It takes a lot for me to love a book of poetry. I just don’t get most of those books, figuratively and literally speaking. The poems feel like loose panels in a tapestry that I want to rearrange and sew them together.
But I always enjoy and even savour Mervyn Taylor’s books. Each poem is a vivid narrative; each poem reflects the previous poem and propels readers towards the next poem. They are entertaining, thought-provoking and most of all, they leave readers with a feeling of knowing themselves and others better. Taylor’s latest collection, Voices Carry, does all of this and more. These poems represent the tapestry of life: the beauty and innocence we have lost; the horror and callousness that engulfs us now. In a world that reduces slaughter to statistics, these poems remind us that crime – in all its many manifestations – is about people. Like the poem Bad Dream, we cannot escape the horrors even in the dark of night; even in Carnival, which was once our great escape. When the scavengers enter the picture in Death in the Mudland, Prof Perry’s life, rich in knowledge, is reduced to chaos with thieves running through his house. The thieves are reduced to rodents: rats scavenging off grief.
There are snippets of joyful bygone days, small celebrations – like Incoming. Taylor writes, “We used to clap whenever we, landed, to sheer as the plane shuddered to a stop.” He contrasts this with Those Who Stayed, a heart-wrenching narrative of neighbours sitting in their yards and talking about crime as they wait for the phone to ring from a relative who escaped abroad. In Enough, he asks “What if, suddenly, the spate of killings were to end?” Would we be able to forget the blood flowing?
In Only Son, he describes the death of a young man – his body like wreckage on the highway. Alma’s Advice asks, “Who are the boys we’ll root for, when they’re all dead or gone away?” It is a chilling thought; a piece of realism that cuts like a shard of glass as we ponder how meaningless life has become.

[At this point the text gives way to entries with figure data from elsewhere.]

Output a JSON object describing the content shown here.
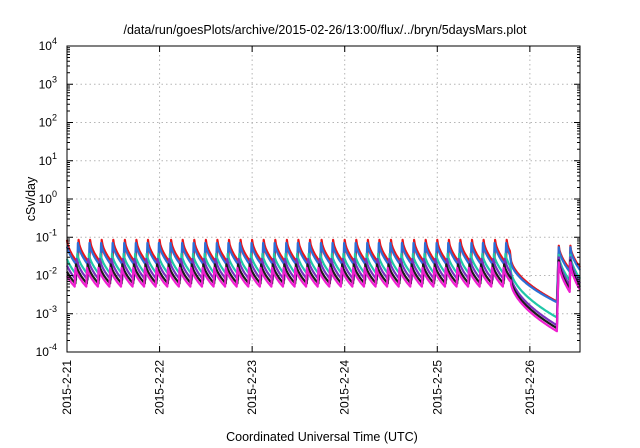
{
  "chart_data": {
    "type": "line",
    "title": "/data/run/goesPlots/archive/2015-02-26/13:00/flux/../bryn/5daysMars.plot",
    "xlabel": "Coordinated Universal Time (UTC)",
    "ylabel": "cSv/day",
    "yscale": "log",
    "ylim": [
      0.0001,
      10000
    ],
    "xlim": [
      "2015-02-21T00:00",
      "2015-02-26T13:00"
    ],
    "grid": true,
    "x_ticks": [
      {
        "label": "2015-2-21",
        "t": "2015-02-21T00:00"
      },
      {
        "label": "2015-2-22",
        "t": "2015-02-22T00:00"
      },
      {
        "label": "2015-2-23",
        "t": "2015-02-23T00:00"
      },
      {
        "label": "2015-2-24",
        "t": "2015-02-24T00:00"
      },
      {
        "label": "2015-2-25",
        "t": "2015-02-25T00:00"
      },
      {
        "label": "2015-2-26",
        "t": "2015-02-26T00:00"
      }
    ],
    "y_ticks": [
      {
        "base": "10",
        "exp": "-4",
        "value": 0.0001
      },
      {
        "base": "10",
        "exp": "-3",
        "value": 0.001
      },
      {
        "base": "10",
        "exp": "-2",
        "value": 0.01
      },
      {
        "base": "10",
        "exp": "-1",
        "value": 0.1
      },
      {
        "base": "10",
        "exp": "0",
        "value": 1
      },
      {
        "base": "10",
        "exp": "1",
        "value": 10
      },
      {
        "base": "10",
        "exp": "2",
        "value": 100
      },
      {
        "base": "10",
        "exp": "3",
        "value": 1000
      },
      {
        "base": "10",
        "exp": "4",
        "value": 10000
      }
    ],
    "sawtooth_period_hours": 3,
    "series": [
      {
        "color": "#e8151b",
        "peak": 0.085,
        "trough": 0.02,
        "dip_end": 0.0021,
        "dip_recover_peak": 0.06
      },
      {
        "color": "#2c6fd6",
        "peak": 0.075,
        "trough": 0.017,
        "dip_end": 0.002,
        "dip_recover_peak": 0.055
      },
      {
        "color": "#21c7a8",
        "peak": 0.04,
        "trough": 0.01,
        "dip_end": 0.0008,
        "dip_recover_peak": 0.035
      },
      {
        "color": "#7b2fbf",
        "peak": 0.03,
        "trough": 0.0075,
        "dip_end": 0.0005,
        "dip_recover_peak": 0.03
      },
      {
        "color": "#1a1a1a",
        "peak": 0.022,
        "trough": 0.006,
        "dip_end": 0.00042,
        "dip_recover_peak": 0.025
      },
      {
        "color": "#ee1fd0",
        "peak": 0.018,
        "trough": 0.005,
        "dip_end": 0.00035,
        "dip_recover_peak": 0.022
      }
    ],
    "dip_start": "2015-02-25T19:00",
    "dip_end_time": "2015-02-26T07:00",
    "recover_time": "2015-02-26T07:30"
  }
}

One of my favourite poems is A Kind of Valentine. “When you come to the place in the world where you think you belong, how to you know?” Taylor asks in the preface of the poem. At first, it seems The Village Where Dreams Are Kept will offer a respite from the crime, but as readers let their guard down, they are hit with Tobago Love, which reminds us even Tobago is not spared from violence. There are poems about what we lost – peace in the night, safer Carnivals, police with integrity, races at the Savannah –all images of a time when integrity reigned. Snippets of the past are sprinkled like fairy dust in these poems, reminding readers of a time when we stood for something. I found Forged from the Love a haunting reminder of Marjorie Beepathsingh, who arrested a man for not standing at attention for the national anthem. As readers move deeper into the book, there are poems about people who have disappeared. One wonders if they are victims of The Dream Thief. Three from the Garment District offer three vivid images of lives unfolding like cloth. Here are dreams, lost and found, and places once noble, crumbling now. Through vivid imagery, nostalgia and honest questions, readers feel like they have a part in constructing Taylor’s tapestry that tells the story of people still clinging to hope and some semblance of goodness.